Bill Frist – Water wars won’t be won on a battlefield. The Hill, December 2, 2018.
It’s an astonishing finding: “Two countries engaged in active water cooperation” will “not go to war, for any reason.” According to an extensive analysis by global issues think tank Strategic Foresight Group, it was found in examining 146 countries that share rivers, lakes and other freshwater resources, that “countries enjoying peaceful co-existence have active water cooperation and countries facing risk of war have low or no water cooperation.”
In fact, water is a popular target for terrorists. According to a U.S. Homeland Security report, between 2013 and 2015, ISIS alone launched nearly 20 major attacks against Syrian and Iraqi water infrastructure. When ISIS seized the Fallujah Dam, it gained dangerous leverage over local governments and populations by cutting off water to Christian, Kurdish, and Muslim minorities.
Bashar Assad reportedly bombed water sources around Damascus to cut off water to 5.5 million people and the Taliban has attacked dams in Afghanistan multiple times and attempted to assassinate Afghanistan’s minister for energy and water in 2009. When the Somali government retook cities and ports, Al-Shabab cut off liberated cities from water sources and destroyed water supplies.
Colombia’s FARC bombed an oil pipeline, polluting a major river that resulted in 150,000 people losing water in the country’s worst environmental disaster. In conflict-ridden eastern Ukraine, water treatment workers in Donetsk were regularly targeted as they struggled to keep clean water flowing to its 345,000 residents.
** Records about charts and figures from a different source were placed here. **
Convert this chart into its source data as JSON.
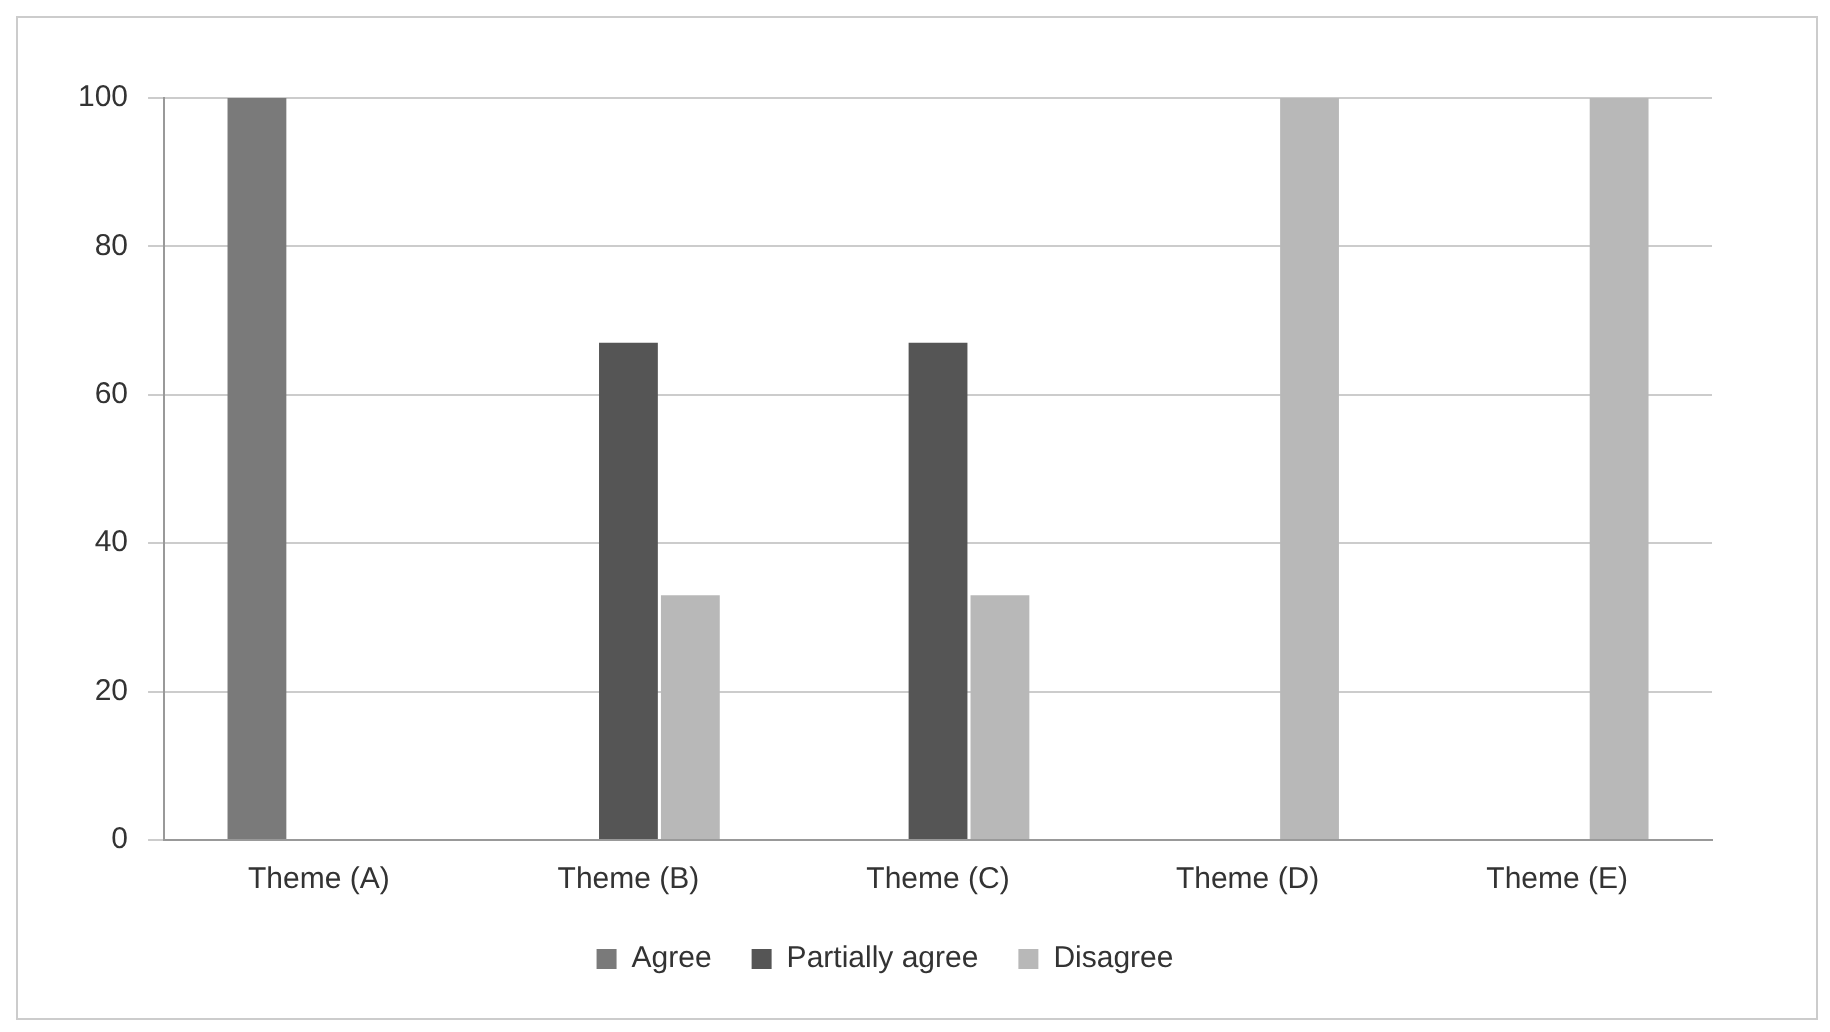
{
  "chart_data": {
    "type": "bar",
    "categories": [
      "Theme (A)",
      "Theme (B)",
      "Theme (C)",
      "Theme (D)",
      "Theme (E)"
    ],
    "series": [
      {
        "name": "Agree",
        "color": "#7a7a7a",
        "values": [
          100,
          0,
          0,
          0,
          0
        ]
      },
      {
        "name": "Partially agree",
        "color": "#555555",
        "values": [
          0,
          67,
          67,
          0,
          0
        ]
      },
      {
        "name": "Disagree",
        "color": "#b8b8b8",
        "values": [
          0,
          33,
          33,
          100,
          100
        ]
      }
    ],
    "ylim": [
      0,
      100
    ],
    "yticks": [
      0,
      20,
      40,
      60,
      80,
      100
    ],
    "grid": "y",
    "legend": "bottom"
  }
}
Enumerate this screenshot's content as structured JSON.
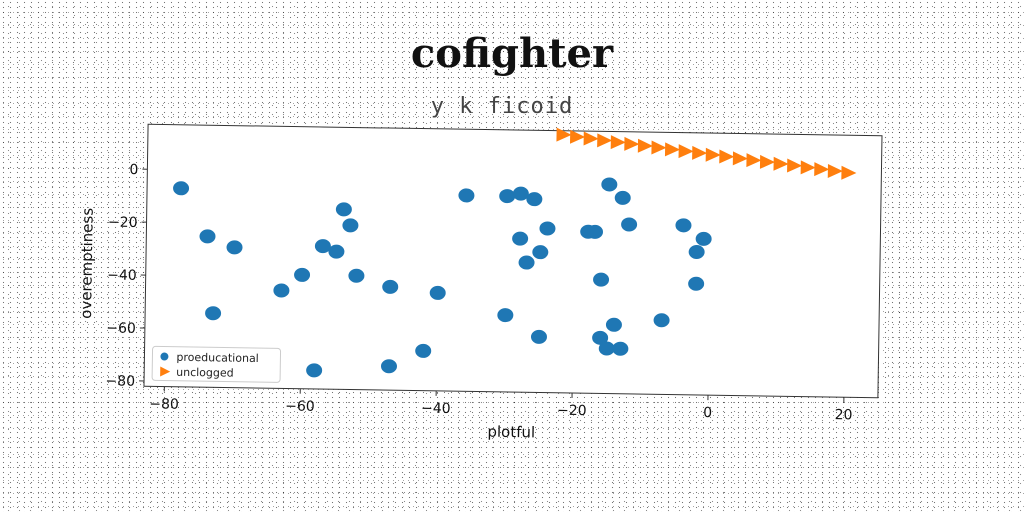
{
  "chart_data": {
    "type": "scatter",
    "title": "cofighter",
    "subtitle": "y k ficoid",
    "xlabel": "plotful",
    "ylabel": "overemptiness",
    "xlim": [
      -83,
      25
    ],
    "ylim": [
      -82,
      17
    ],
    "xticks": [
      -80,
      -60,
      -40,
      -20,
      0,
      20
    ],
    "yticks": [
      0,
      -20,
      -40,
      -60,
      -80
    ],
    "grid": false,
    "legend_position": "lower-left",
    "series": [
      {
        "name": "proeducational",
        "marker": "circle",
        "color": "#1f77b4",
        "points": [
          [
            -78,
            -7
          ],
          [
            -74,
            -25
          ],
          [
            -70,
            -29
          ],
          [
            -73,
            -54
          ],
          [
            -63,
            -45
          ],
          [
            -60,
            -39
          ],
          [
            -57,
            -28
          ],
          [
            -55,
            -30
          ],
          [
            -54,
            -14
          ],
          [
            -53,
            -20
          ],
          [
            -52,
            -39
          ],
          [
            -47,
            -43
          ],
          [
            -47,
            -73
          ],
          [
            -42,
            -67
          ],
          [
            -40,
            -45
          ],
          [
            -36,
            -8
          ],
          [
            -30,
            -8
          ],
          [
            -30,
            -53
          ],
          [
            -28,
            -7
          ],
          [
            -26,
            -9
          ],
          [
            -28,
            -24
          ],
          [
            -27,
            -33
          ],
          [
            -25,
            -29
          ],
          [
            -25,
            -61
          ],
          [
            -24,
            -20
          ],
          [
            -18,
            -21
          ],
          [
            -17,
            -21
          ],
          [
            -16,
            -39
          ],
          [
            -16,
            -61
          ],
          [
            -15,
            -3
          ],
          [
            -15,
            -65
          ],
          [
            -14,
            -56
          ],
          [
            -13,
            -8
          ],
          [
            -13,
            -65
          ],
          [
            -12,
            -18
          ],
          [
            -7,
            -54
          ],
          [
            -4,
            -18
          ],
          [
            -2,
            -28
          ],
          [
            -2,
            -40
          ],
          [
            -1,
            -23
          ],
          [
            -58,
            -75
          ]
        ]
      },
      {
        "name": "unclogged",
        "marker": "triangle",
        "color": "#ff7f0e",
        "points": [
          [
            -22,
            15.5
          ],
          [
            -20,
            14.8
          ],
          [
            -18,
            14.2
          ],
          [
            -16,
            13.6
          ],
          [
            -14,
            13.0
          ],
          [
            -12,
            12.4
          ],
          [
            -10,
            11.8
          ],
          [
            -8,
            11.2
          ],
          [
            -6,
            10.6
          ],
          [
            -4,
            10.0
          ],
          [
            -2,
            9.4
          ],
          [
            0,
            8.8
          ],
          [
            2,
            8.2
          ],
          [
            4,
            7.6
          ],
          [
            6,
            7.0
          ],
          [
            8,
            6.4
          ],
          [
            10,
            5.8
          ],
          [
            12,
            5.2
          ],
          [
            14,
            4.6
          ],
          [
            16,
            4.0
          ],
          [
            18,
            3.4
          ],
          [
            20,
            2.8
          ]
        ]
      }
    ]
  }
}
And just to drive the point home: A group of retired three- and four-star officers from across the U.S. military issued this report, The Role of Water Stress in Instability and Conflict, detailing the security threats that global water scarcity could pose for the U.S. and allies in coming years. In the next decade, some 2.9 billion people in 48 countries will face water shortages. Currently, 2.1 billion people lack access to safe drinking water at home, and six in 10 lack safe sanitation globally.
On the anniversary of the launch of the first-ever U.S. Global Water Strategy, we must actively engage water security as a strategic path for U.S. foreign policy.